4. Sobre o alcance dessa ação possessória e das decisões desse Juízo Federal, considerando que existe anterior sentença da Justiça Estadual (fls. 281-283), transitada em julgado em 14/09/99 (fls. 283) e ainda não executada, é conveniente examinar se disso não decorre coisa julgada que vinculasse esse Juízo e as partes dessa ação de manutenção de posse, ou então examinar se essa sentença não tornou a posse dos integrantes da Comunidade Quilombola ilegítima e ilícita, o que justificaria a rejeição da presente demanda possessória. Por entender necessário o exame do alcance do que havia sido decidido anteriormente na ação que tramitou na Justiça Estadual, esse Juízo Federal determinou que os autores emendassem a petição inicial e trouxessem comprovação dos atos processuais e judiciais praticados na Justiça Estadual (fls. 258), o que foi atendido pela parte autora. Vindo aos autos esses elementos documentais, esse Juízo conheceu e pode examinar os limites da sentença transitada em julgado na Justiça Estadual, concluindo agora que pode conhecer, processar e julgar a ação de manutenção de posse ora proposta sem que isso viole a decisão estadual nem alcance questões que tenham sido objeto de coisa julgada naquela ação reivindicatória.

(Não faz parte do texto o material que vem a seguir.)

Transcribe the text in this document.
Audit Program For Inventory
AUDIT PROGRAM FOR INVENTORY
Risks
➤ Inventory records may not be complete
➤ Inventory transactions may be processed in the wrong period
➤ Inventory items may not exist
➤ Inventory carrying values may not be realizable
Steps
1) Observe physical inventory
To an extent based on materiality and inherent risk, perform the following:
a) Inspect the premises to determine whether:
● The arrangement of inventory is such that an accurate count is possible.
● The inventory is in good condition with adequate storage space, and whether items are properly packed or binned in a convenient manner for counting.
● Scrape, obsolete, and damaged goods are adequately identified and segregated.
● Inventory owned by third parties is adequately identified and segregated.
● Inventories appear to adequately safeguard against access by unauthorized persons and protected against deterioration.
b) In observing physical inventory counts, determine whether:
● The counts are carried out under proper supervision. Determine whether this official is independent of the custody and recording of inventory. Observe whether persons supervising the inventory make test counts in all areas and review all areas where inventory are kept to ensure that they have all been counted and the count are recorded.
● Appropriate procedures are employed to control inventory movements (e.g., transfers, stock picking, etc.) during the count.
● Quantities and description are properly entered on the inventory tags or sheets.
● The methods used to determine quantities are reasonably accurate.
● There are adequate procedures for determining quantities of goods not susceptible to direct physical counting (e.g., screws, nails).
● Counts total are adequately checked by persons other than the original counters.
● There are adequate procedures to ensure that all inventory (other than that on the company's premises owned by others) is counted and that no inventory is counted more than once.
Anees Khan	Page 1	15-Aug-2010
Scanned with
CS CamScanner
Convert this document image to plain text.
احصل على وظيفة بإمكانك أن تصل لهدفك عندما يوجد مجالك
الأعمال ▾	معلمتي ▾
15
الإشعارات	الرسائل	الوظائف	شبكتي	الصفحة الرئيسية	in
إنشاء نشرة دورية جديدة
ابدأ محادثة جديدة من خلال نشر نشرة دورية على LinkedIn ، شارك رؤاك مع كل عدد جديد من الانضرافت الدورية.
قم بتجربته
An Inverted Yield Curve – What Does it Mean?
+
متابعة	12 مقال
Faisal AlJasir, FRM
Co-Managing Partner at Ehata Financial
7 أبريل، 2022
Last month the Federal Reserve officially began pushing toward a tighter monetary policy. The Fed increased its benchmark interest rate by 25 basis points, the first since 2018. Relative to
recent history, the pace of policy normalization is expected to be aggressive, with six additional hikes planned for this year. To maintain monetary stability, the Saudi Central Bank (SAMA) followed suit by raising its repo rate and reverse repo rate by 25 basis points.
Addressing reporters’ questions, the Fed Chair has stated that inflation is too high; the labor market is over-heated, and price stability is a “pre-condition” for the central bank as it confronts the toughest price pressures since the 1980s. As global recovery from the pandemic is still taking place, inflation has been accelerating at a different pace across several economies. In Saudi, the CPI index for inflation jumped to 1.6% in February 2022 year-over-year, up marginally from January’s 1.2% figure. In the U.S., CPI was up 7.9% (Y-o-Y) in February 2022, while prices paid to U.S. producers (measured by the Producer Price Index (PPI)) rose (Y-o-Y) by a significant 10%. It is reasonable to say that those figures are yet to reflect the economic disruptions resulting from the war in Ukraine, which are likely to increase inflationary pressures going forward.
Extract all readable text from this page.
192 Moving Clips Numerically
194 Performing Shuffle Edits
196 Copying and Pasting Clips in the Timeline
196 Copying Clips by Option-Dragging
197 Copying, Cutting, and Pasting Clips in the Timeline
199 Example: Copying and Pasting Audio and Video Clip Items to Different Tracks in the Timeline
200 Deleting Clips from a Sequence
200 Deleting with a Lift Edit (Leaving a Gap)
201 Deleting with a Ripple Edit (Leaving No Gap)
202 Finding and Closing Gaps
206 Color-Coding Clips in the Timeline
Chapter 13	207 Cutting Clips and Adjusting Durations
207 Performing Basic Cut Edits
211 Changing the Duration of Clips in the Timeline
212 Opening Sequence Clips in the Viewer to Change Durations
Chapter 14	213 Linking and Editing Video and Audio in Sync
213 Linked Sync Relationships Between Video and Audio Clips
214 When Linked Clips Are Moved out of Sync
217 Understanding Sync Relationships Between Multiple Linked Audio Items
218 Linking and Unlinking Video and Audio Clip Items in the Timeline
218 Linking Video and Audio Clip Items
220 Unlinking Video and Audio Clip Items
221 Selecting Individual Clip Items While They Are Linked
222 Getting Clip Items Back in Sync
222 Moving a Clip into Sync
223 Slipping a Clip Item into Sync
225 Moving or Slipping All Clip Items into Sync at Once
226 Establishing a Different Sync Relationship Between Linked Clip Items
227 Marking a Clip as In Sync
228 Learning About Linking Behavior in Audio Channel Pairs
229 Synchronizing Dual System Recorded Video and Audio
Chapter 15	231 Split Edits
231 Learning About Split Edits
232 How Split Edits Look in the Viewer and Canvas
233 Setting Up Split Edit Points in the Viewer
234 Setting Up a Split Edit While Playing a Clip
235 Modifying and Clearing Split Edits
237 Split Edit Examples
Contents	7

5. É certo que a sentença estadual, tendo transitado em julgado, é lei entre as partes, produz coisa julgada e somente poderá ser rescindida mediante a competente ação de rescisão. Mas isso não obsta a que esse Juízo Federal conheça e eventualmente defira a tutela possessória postulada na ação de manutenção ora proposta pela Fundação Cultural Palmares e pelo INCRA, pelos motivos a seguir declinados:
6. Primeiro, porque não há identidade entre causas de pedir e pedidos nas duas demandas. Na ação reivindicatória, partes privadas discutiam propriedade. Os autores daquela ação reivindicatória (réus nessa ação possessória) pediam o reconhecimento da propriedade sobre o imóvel e a conseqüente imissão de posse. Isso foi reconhecido por sentença que transitou em julgado em 1999. Mas a presente ação possessória não discute propriedade. Limita-se a discutir a permanência dos integrantes da comunidade remanescente de quilombo naquela área, enquanto se ultimam os procedimentos de titulação definitiva do art. 68 do ADCT/88 (fatos novos e supervenientes ao trânsito em julgado da ação reivindicatória). Os pedidos são distintos, os fundamentos são distintos, as lides são distintas. Uma não interfere na outra, uma não obsta a outra.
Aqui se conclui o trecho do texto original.